Pape-Philippe Amagou

Personal information
- Born: 27 February 1985 (age 41) Maisons-Laffitte, Yvelines, France
- Listed height: 1.85 m (6 ft 1 in)
- Listed weight: 80 kg (176 lb)

Career information
- NBA draft: 2006: undrafted
- Playing career: 2002–2018
- Position: Point guard
- Number: 6, 7, 17

Career history
- 2002–2007: Le Mans
- 2007–2008: SLUC Nancy
- 2008–2009: Kavala
- 2009–2011: Chorale Roanne
- 2011–2012: SLUC Nancy
- 2012–2014: Chorale Roanne
- 2014–2015: Limoges CSP
- 2015–2018: Le Mans

Career highlights
- 4× Pro A champion (2006, 2008, 2015, 2018); 2× French Cup champion (2004, 2016); 2× Pro A Best Young Player (2003, 2004);

= Pape-Philippe Amagou =

French–Ivorian basketball player

Pape-Philippe Amagou (born 27 February 1985) is a French-born Ivorian retired basketball player.

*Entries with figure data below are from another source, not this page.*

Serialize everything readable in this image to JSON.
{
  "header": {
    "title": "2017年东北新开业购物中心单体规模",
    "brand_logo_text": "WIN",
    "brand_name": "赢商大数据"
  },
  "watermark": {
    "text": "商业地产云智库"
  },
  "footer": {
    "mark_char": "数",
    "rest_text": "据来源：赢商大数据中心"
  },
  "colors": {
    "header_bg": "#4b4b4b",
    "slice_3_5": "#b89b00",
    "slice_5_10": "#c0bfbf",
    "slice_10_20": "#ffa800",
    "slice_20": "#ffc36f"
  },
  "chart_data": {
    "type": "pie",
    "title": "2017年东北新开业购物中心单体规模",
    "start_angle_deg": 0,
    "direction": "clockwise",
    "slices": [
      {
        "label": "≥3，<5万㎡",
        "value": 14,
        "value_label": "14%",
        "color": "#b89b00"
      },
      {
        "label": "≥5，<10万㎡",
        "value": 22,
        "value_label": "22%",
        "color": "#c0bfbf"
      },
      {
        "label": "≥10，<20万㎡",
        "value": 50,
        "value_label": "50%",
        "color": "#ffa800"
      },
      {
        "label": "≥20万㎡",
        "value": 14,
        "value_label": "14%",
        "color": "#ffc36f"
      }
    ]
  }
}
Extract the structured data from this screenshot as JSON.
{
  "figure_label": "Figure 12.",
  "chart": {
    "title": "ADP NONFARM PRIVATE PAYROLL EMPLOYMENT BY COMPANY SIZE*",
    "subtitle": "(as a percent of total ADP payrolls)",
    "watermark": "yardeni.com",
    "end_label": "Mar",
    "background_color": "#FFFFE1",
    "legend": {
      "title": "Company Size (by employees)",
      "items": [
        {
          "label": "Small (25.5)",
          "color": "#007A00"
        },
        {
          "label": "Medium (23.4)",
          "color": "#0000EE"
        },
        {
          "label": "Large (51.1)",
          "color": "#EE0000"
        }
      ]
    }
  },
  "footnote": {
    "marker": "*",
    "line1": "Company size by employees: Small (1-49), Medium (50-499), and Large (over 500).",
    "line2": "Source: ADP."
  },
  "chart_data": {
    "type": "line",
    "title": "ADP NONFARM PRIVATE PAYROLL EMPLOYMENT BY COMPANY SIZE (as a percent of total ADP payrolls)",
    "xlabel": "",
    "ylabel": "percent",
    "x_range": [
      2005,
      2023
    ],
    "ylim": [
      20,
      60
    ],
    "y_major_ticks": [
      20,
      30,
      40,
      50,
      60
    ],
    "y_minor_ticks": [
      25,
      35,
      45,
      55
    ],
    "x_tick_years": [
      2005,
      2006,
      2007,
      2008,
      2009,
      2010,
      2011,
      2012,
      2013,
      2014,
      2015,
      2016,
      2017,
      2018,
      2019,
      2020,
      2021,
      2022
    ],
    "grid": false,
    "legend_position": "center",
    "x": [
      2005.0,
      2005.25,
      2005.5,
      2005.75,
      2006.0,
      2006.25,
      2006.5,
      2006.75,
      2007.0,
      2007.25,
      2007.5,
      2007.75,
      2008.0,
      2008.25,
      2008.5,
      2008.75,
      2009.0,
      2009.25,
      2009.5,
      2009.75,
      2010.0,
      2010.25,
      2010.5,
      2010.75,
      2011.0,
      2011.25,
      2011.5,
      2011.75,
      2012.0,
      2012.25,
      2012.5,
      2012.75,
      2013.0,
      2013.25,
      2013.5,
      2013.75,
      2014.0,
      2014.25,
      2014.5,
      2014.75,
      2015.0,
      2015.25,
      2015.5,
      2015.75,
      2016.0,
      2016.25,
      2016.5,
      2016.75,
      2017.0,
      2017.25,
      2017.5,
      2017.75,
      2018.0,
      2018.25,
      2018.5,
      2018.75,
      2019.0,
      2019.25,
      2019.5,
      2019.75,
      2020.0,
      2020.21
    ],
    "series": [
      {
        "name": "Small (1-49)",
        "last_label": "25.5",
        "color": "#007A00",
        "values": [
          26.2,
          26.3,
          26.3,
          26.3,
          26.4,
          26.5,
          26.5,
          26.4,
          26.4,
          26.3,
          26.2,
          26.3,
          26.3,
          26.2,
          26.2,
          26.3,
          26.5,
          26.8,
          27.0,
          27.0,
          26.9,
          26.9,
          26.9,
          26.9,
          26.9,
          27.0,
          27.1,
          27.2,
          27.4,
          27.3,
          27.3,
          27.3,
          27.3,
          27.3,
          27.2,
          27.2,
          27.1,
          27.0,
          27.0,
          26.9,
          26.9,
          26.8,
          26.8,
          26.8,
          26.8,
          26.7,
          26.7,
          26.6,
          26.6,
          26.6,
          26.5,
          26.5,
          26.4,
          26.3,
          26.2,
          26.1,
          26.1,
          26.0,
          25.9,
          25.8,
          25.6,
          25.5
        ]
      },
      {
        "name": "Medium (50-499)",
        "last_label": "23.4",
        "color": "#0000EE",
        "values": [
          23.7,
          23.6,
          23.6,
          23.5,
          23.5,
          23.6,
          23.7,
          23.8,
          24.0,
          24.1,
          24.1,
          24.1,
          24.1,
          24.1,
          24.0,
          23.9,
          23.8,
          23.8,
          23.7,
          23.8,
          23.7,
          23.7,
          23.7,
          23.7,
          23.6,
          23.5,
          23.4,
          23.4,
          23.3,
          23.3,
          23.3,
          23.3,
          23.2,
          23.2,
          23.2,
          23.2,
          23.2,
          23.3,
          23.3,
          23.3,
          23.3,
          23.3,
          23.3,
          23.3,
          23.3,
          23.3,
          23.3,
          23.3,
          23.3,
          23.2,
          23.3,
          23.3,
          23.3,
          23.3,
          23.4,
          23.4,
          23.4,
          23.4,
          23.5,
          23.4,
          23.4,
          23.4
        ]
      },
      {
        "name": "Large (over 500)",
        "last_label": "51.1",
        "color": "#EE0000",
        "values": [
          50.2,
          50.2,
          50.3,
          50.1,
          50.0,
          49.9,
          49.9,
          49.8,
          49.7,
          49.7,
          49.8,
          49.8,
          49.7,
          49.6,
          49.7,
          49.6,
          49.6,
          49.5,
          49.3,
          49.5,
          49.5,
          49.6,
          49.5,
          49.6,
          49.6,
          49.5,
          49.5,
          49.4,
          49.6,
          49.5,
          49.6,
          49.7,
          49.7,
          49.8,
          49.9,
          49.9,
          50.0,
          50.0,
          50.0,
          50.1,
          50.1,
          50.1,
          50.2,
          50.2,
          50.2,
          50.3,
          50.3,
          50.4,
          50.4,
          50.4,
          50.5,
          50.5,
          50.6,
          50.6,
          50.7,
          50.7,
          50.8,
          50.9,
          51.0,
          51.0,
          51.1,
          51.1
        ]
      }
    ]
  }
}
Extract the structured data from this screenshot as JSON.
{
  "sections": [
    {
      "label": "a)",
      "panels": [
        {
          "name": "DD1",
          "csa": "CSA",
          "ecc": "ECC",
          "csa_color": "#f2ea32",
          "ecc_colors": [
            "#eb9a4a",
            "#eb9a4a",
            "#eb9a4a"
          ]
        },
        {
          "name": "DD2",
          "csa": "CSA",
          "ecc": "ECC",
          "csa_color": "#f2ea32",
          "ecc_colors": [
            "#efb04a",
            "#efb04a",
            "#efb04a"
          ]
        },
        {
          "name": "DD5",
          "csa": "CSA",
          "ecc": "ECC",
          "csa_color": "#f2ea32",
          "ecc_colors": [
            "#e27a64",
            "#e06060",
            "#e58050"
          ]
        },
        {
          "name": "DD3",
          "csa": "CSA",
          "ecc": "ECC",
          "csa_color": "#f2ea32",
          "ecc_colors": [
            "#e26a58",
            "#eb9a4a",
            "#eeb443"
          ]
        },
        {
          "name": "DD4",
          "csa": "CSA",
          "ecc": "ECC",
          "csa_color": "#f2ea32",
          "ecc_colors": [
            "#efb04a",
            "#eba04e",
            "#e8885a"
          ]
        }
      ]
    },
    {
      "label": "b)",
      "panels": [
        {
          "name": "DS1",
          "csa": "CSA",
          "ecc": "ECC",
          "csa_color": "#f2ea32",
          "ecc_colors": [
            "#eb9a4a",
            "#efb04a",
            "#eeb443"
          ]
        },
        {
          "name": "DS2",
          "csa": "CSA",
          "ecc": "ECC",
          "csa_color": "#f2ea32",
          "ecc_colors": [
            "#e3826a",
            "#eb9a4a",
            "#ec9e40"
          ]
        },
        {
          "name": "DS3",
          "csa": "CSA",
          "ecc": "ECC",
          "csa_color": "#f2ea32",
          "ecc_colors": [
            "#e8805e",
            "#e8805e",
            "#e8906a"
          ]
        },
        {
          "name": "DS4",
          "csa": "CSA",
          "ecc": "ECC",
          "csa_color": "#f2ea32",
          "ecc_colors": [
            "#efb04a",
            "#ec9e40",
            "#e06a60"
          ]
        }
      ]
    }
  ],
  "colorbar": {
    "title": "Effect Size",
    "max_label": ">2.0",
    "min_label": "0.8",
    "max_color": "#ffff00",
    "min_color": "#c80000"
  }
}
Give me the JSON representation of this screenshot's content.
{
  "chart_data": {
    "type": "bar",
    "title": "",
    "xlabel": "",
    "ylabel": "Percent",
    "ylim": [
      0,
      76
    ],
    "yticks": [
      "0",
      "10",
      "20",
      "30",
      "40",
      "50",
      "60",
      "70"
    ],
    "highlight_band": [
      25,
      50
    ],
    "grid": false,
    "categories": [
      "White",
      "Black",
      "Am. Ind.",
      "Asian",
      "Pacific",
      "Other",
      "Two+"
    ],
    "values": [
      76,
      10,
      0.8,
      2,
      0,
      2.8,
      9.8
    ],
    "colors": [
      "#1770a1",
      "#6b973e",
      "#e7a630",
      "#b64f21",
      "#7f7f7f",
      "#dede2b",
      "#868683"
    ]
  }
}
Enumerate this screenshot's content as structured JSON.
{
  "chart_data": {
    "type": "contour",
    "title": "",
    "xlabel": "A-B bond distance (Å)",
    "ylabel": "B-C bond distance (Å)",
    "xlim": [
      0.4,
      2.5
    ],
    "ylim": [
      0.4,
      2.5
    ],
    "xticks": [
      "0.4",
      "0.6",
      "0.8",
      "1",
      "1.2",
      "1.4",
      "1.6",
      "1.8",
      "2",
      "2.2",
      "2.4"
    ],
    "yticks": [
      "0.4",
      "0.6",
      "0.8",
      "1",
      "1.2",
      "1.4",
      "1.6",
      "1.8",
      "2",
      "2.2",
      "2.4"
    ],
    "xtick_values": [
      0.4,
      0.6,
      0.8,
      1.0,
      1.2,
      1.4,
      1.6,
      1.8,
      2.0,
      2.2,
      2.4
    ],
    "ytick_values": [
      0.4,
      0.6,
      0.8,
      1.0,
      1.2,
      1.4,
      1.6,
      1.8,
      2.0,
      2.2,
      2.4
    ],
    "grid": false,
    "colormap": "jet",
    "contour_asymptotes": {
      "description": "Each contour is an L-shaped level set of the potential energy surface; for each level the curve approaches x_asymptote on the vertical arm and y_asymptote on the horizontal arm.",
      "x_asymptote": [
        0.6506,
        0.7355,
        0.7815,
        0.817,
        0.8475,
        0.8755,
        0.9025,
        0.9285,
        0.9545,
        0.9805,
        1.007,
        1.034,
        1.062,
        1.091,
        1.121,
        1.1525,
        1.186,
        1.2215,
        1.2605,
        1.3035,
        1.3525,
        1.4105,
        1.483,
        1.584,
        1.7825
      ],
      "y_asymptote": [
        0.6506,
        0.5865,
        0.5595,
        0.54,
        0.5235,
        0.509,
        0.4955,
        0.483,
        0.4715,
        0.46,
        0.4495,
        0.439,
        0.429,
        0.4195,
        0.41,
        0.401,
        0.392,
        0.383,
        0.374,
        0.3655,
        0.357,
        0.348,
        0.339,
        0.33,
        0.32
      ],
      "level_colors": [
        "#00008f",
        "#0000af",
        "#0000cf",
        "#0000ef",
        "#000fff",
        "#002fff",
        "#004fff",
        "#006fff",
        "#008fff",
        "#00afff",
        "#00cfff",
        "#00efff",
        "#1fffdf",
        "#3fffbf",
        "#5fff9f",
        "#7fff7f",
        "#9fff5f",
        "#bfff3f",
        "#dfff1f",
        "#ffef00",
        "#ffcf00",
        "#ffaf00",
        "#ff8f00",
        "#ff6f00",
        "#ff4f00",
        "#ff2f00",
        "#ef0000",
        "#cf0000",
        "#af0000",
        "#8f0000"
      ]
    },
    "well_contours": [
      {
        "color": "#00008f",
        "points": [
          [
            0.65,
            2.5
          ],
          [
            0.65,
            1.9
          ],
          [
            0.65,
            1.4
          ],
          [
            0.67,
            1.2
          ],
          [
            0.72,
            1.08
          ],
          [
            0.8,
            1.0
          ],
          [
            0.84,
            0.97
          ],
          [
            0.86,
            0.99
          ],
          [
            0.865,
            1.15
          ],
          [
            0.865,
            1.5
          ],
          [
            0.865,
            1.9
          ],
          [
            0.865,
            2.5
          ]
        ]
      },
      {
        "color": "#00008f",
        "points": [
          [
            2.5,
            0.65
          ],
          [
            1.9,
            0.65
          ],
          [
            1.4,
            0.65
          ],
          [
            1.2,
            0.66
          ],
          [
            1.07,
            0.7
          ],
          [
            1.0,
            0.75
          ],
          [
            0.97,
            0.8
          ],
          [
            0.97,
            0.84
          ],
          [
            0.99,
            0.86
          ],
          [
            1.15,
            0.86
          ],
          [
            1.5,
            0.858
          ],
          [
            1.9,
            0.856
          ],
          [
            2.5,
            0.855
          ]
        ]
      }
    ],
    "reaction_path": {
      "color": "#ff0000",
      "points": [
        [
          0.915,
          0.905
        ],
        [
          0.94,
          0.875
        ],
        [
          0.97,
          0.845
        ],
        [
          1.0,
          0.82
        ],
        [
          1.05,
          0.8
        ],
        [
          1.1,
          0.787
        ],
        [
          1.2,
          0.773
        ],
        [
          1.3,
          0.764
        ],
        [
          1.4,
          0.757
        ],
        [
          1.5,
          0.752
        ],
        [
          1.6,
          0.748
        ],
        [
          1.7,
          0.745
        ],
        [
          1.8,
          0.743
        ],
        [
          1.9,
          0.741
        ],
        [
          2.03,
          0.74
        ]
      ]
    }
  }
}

During his career, he played for several teams in France and Greece and was a member of the Côte d'Ivoire national basketball team. He is a four-time Pro A champion.

==Professional career==
In 2005–06 season, Amagou became a French national basketball champion with his team Le Mans Sarthe after previously capturing the French National Cup in 2004.
Amagou also participated in the French All-Star Game in 2005 and 2006. He was an early entry candidate in the 2006 NBA draft but was not selected.

Amagou played with Kavala of the Greek League in the 2008–09 season. He averaged 8.0 points and 2.2 assists per game. From 2009 to 2012, he played with Chorale Roanne. In August 2011, he signed one-year deal with SLUC Nancy. In 2012, he returned to Chorale Roanne and stayed with them for two seasons.

In June 2014, he signed a two-year deal with Limoges CSP. In July 2015, he left Limoges and signed a three-year deal with his first-team Le Mans Sarthe.

==National team career==
Amagou was a member of the Côte d'Ivoire team that finished second at the 2009 FIBA Africa Championship. He was named to the All-Tournament First Team after he finished with 11.4 PPG and 2.4 APG.